La dorsale Sud Ouest Indienne s’étend dans l’océan Indien entre le point triple de Bouvet au sud-ouest (1°5’W) jusqu’au point triple de Rodrigue au nord-est (70°00’E), et sépare la plaque Africaine au Nord de la plaque Antarctique au Sud (Figure II-1). Classée dans la catégorie des dorsales ultralentes (Dick et al., 2003), elle représente un intermédiaire entre la dorsale Atlantique lente et la dorsale la plus lente connue à ce jour, la dorsale arctique de Gakkel. Les études magnétiques, bathymétriques et sismiques ont montré que la dorsale SWIR présente d’importantes variations le long de son axe. Elle peut ainsi être séparée en quatre segments majeurs : la zone s’étendant du point triple de Bouvet à la zone de fracture d’Andrew Bain (30°E), la zone entre Andrew Bain et la zone de fracture de Gallieni (52°20’ E), la zone comprise entre la fracture de Gallieni et la fracture de Melville (52°20’E à 60°45’E) et l’est de la fracture de Melville jusqu’au point triple de Rodrigue.

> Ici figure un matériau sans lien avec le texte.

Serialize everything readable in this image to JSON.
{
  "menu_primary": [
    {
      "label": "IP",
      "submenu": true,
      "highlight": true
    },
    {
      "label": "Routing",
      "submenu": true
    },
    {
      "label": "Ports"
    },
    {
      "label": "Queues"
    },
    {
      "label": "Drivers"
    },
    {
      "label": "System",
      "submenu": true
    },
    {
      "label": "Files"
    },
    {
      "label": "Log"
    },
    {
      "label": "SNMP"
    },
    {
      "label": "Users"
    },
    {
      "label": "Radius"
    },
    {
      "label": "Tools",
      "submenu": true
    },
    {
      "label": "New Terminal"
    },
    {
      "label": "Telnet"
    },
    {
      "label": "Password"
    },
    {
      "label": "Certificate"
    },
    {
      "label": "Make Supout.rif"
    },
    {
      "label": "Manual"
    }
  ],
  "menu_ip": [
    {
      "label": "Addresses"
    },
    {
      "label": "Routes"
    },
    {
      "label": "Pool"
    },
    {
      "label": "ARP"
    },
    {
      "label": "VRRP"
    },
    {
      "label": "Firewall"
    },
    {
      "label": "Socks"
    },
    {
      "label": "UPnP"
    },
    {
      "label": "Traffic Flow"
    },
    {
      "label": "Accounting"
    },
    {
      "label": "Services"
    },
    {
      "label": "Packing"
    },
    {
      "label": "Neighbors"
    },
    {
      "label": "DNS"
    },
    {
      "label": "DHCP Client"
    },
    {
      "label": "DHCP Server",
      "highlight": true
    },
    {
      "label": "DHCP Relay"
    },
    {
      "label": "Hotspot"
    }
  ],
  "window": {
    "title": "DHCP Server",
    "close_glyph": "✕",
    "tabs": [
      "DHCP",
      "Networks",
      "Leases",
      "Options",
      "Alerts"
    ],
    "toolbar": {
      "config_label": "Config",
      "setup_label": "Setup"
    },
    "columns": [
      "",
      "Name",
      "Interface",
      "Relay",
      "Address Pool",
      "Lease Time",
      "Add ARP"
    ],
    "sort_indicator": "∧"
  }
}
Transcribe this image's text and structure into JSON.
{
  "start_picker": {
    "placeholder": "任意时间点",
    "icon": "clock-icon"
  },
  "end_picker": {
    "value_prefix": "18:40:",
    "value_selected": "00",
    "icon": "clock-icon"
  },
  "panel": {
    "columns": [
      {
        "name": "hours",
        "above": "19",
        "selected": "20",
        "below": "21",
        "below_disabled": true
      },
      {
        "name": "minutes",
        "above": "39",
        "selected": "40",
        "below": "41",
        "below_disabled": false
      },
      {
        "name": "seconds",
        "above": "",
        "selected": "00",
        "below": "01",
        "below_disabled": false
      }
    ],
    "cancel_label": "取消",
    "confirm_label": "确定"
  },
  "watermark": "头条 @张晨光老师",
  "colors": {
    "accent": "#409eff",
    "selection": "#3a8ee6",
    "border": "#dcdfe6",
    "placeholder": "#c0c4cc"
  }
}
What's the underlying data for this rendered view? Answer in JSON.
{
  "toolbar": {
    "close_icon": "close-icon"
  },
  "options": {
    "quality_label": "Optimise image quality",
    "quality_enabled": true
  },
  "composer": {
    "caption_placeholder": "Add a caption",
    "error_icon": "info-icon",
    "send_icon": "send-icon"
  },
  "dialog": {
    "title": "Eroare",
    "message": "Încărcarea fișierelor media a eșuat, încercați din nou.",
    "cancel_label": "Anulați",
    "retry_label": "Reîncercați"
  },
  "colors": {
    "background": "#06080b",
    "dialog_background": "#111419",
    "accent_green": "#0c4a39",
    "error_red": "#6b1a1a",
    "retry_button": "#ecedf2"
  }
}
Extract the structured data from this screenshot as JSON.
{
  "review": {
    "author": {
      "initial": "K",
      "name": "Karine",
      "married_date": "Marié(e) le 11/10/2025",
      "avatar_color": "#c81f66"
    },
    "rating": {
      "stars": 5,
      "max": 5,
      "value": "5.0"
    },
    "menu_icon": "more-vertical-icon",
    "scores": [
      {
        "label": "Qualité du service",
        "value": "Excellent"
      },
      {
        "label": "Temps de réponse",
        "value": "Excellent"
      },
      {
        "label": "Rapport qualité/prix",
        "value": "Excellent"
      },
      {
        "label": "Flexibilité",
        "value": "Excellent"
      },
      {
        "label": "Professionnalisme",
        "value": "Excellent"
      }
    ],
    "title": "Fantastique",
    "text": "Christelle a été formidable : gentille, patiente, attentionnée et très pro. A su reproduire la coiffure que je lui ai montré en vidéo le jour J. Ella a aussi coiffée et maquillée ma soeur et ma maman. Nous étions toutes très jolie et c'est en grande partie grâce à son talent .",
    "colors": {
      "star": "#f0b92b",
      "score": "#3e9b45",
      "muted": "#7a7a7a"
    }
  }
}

Figure II-1 : Carte de la dorsale Sud-Ouest Indienne (SWIR) et de ses principales failles transformantes. CIR=Dorsale Centrale Indienne, SEIR=Dorsale Sud-Est Indienne, MAR=Dorsale Médio-Atlantique, AAR=Dorsale Amérique-Antarctique. Les points triples (TJ) sont repérés par les étoiles, et la zone du smooth seafloor (SMS) est repérée par le cadre vert.